Once, on a night out, I walked to the cashpoint machines for a little extra moolah. My bank’s cashpoint machines were out of order, so I walked to the next bank. They were out of order as well. ‘Just my luck for them all to be out of order,’ I think, walking to the last local bank anyway. This machine had a queue. It was working. The person in front of me withdrew the last money in the machine just before I smiled at them and said “Finally!” whilst moving towards the slot, card in hand.
All of this is bundled up inside the natural laws of the universe, the one rule of them all that cannot be expressed through any kind of maths. It is almost worshipped. Believers recite the mantra from day to day, under their breath, out loud, shouting, screaming even, that the irrevocable, nay, inevitable order of the universe is unbeatable.
Sod’s Law.
Yet it would appear that in some circumstances I have power. I can invoke Sod’s Law. When something can go wrong, I can make it go wrong, but only as long as it applies to making it all go wrong for me.
Picture the scene, thirty years from now. As one of the first true global celebrities, my punditry on the impending meteoric impact is the internet and television viewing of choice for every one of the twelve billion inhabitants of this future world.
All contact is lost with the NASA ‘Tractor Beam’ team led by Bruce Willis’ grandson, and the earth waits with bated breath to hear what my last words to the planet will be.
“Well, ladies, gentlemen, boys, girls, Artificial Intelligences and other sentient beings, this would look to be the final moments of our planet. A time for farewells. To those of you who will survive the coming onslaught, we give our heartfelt wishes of luck and goodwill, that you will be able to continue the progeny of the human race beyond this most tragic of days.”
Indian kids in Bollywood cinemas retuned for the event begin to cry, the President of the United States of Europe, as well as the recently deposed President of North America, both give me a thumbs up from behind the camera as they embrace their families in tears. In Paris, a little girl tucks her Barbie into bed, and a lone dog runs through the abandoned streets of London.
The cameras show the surface of the meteor as it hurtles towards Earth.
“Nothing can stop it now,” I say. “It is inevitable. Impossible that anything could stop it. I knew this would happen. It was impossible that that NASA Team led by Bruce Willis’ grandson could stop that meteor. I was right. You were all wrong. Ha.”
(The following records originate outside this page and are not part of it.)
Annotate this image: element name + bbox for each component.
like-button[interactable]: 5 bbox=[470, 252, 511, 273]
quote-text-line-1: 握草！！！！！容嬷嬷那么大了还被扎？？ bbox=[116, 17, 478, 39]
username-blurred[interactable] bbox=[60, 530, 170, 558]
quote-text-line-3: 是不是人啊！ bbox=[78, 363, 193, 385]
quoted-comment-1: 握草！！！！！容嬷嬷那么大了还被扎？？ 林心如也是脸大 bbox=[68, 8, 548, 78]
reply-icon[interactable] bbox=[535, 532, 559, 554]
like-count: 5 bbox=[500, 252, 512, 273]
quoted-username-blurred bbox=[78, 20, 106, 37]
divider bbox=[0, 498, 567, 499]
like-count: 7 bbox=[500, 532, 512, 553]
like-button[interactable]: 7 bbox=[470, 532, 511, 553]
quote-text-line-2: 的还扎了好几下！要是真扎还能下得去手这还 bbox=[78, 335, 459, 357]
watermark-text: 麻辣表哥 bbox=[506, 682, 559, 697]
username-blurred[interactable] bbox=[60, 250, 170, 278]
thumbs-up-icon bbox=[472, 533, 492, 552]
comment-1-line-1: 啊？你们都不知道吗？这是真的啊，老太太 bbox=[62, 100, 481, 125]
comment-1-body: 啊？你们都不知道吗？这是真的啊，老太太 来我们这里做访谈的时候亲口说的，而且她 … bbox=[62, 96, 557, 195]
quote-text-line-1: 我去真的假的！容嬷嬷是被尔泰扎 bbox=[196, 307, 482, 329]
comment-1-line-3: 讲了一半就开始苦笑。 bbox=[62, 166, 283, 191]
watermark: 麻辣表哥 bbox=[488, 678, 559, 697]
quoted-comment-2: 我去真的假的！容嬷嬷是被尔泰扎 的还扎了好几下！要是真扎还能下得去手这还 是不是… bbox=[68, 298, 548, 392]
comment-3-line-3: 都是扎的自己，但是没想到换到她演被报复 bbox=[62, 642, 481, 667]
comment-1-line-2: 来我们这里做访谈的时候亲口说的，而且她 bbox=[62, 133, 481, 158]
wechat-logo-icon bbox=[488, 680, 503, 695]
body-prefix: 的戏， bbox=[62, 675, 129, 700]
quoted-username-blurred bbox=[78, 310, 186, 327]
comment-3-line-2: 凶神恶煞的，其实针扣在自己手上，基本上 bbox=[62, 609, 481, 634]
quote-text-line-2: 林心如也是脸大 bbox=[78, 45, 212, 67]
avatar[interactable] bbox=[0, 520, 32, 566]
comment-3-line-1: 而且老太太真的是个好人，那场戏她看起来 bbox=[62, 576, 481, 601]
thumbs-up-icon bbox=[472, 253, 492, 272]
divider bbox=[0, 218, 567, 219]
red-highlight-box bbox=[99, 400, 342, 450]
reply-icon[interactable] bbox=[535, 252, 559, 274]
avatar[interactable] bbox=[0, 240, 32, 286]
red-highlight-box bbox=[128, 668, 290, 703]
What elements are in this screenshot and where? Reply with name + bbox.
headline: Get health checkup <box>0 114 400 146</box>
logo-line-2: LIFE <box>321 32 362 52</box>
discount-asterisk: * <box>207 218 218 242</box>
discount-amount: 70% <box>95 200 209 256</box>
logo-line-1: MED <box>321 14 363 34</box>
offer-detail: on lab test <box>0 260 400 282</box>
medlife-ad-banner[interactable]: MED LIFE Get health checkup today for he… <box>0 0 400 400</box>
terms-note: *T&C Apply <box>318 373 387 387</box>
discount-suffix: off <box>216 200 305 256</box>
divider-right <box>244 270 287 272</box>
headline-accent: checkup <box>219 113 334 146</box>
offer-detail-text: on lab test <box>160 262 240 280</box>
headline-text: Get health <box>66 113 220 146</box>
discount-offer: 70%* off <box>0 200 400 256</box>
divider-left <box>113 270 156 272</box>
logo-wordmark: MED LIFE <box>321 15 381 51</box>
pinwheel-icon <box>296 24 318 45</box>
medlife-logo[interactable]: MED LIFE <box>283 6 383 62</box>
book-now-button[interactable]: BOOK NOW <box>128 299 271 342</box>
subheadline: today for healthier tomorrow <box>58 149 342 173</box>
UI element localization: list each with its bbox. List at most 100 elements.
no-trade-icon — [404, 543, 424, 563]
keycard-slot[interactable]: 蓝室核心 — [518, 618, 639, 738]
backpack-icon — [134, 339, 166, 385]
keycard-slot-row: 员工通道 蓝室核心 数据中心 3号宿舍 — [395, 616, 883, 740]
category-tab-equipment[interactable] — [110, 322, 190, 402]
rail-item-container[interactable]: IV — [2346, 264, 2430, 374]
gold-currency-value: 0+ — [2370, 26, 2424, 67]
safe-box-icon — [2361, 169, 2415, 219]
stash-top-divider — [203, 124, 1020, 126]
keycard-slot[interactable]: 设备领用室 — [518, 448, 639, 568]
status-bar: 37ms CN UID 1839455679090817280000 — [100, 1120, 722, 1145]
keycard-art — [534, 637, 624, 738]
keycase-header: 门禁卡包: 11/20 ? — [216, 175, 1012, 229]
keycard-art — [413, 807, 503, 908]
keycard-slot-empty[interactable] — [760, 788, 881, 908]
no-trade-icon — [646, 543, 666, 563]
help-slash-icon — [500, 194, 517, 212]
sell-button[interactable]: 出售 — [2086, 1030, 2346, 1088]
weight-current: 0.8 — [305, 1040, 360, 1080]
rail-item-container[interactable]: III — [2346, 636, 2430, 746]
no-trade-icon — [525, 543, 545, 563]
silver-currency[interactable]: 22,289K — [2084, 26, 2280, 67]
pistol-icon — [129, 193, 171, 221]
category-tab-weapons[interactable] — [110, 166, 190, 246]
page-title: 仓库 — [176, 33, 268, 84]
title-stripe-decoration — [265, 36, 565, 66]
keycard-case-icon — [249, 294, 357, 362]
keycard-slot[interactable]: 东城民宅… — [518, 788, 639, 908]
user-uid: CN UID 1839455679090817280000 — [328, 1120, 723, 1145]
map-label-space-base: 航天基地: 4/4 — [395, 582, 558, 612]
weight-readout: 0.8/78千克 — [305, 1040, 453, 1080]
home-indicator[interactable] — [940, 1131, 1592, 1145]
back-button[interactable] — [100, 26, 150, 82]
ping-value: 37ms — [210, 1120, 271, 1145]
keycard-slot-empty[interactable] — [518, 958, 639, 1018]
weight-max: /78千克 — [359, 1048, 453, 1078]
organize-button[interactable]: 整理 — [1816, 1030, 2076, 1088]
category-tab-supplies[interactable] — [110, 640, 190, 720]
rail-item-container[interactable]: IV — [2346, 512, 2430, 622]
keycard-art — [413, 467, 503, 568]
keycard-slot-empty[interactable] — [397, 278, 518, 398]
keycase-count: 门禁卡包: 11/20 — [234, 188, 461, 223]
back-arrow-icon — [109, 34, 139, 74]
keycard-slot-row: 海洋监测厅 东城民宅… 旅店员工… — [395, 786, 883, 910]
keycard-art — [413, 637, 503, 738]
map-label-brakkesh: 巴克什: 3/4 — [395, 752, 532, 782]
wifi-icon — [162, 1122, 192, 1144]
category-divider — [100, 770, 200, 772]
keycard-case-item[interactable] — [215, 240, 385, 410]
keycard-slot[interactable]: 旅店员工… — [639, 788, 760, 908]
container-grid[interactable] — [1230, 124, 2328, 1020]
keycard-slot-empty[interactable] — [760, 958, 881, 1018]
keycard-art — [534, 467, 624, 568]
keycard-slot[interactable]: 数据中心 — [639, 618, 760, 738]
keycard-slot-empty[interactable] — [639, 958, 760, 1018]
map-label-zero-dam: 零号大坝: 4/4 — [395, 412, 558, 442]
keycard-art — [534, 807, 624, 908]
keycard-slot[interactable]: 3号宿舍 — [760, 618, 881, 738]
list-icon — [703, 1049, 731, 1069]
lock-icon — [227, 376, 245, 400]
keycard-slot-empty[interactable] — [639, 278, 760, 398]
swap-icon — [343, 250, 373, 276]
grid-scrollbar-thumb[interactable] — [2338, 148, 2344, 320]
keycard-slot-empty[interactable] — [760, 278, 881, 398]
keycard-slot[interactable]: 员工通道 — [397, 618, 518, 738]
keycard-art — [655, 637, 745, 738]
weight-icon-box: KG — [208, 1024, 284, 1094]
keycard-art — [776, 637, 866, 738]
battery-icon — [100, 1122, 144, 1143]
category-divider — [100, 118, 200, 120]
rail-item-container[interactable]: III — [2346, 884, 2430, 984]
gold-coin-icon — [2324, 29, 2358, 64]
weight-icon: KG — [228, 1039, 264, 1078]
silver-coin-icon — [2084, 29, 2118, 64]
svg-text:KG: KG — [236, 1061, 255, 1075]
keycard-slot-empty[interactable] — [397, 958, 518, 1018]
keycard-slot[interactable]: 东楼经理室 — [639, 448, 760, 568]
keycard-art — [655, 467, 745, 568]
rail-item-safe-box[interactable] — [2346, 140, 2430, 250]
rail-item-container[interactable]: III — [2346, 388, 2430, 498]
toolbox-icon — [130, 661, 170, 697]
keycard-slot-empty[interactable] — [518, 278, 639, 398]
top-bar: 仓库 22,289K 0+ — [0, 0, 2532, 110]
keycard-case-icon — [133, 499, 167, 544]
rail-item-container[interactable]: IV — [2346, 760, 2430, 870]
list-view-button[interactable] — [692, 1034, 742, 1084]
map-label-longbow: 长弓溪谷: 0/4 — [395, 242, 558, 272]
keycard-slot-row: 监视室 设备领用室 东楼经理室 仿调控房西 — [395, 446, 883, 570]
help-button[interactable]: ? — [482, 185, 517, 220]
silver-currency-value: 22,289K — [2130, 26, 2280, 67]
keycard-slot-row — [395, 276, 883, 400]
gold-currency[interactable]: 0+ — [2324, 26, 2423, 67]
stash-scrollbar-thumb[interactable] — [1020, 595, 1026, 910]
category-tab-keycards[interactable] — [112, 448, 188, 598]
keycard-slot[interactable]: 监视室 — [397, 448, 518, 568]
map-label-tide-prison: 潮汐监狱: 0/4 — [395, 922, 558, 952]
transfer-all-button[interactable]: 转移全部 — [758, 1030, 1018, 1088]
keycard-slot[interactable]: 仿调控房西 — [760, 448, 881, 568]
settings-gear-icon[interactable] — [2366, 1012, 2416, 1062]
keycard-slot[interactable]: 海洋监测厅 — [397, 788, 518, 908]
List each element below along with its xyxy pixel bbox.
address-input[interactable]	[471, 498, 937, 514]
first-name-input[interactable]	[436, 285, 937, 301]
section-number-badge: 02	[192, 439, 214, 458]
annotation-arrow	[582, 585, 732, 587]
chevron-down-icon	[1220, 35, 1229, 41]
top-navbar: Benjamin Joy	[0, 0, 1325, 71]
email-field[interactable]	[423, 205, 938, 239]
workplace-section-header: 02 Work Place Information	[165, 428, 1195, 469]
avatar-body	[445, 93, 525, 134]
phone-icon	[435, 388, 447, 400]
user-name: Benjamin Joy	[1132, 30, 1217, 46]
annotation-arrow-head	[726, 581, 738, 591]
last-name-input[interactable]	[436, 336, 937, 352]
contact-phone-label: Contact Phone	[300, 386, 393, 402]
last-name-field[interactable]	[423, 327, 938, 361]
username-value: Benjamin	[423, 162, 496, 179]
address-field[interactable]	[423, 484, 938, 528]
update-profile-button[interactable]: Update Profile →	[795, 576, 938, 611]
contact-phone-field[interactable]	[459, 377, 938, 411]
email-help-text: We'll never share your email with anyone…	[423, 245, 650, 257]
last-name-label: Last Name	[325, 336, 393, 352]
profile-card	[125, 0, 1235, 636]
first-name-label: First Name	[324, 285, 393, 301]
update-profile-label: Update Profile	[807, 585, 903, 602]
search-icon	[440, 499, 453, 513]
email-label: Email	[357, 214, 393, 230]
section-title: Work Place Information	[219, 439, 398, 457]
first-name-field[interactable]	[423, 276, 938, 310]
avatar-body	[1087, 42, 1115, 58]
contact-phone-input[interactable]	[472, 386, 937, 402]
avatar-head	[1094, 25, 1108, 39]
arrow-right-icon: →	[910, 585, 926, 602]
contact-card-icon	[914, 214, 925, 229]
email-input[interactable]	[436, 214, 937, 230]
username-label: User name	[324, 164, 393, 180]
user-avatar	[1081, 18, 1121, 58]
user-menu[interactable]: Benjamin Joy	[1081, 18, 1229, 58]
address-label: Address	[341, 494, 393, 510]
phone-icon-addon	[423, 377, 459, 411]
<*colossal skidding sound, as if the meteor is braking in a Warner Brothers Cartoon*>
A rising note of derisive laughter will shake the planet as I am proved totally and utterly wrong. I will become a desperate Z-List celebrity, longing for gigs like Celebrity Dog Training School or Lunar Survivor. I will end my days in a small hut, watching the sunset on a migratory sandbank ten miles south-west of the Pacific Island of Tuvalu; alone, forgotten, but knowing that my amazing power to make a complete and utter twat of myself has saved the world.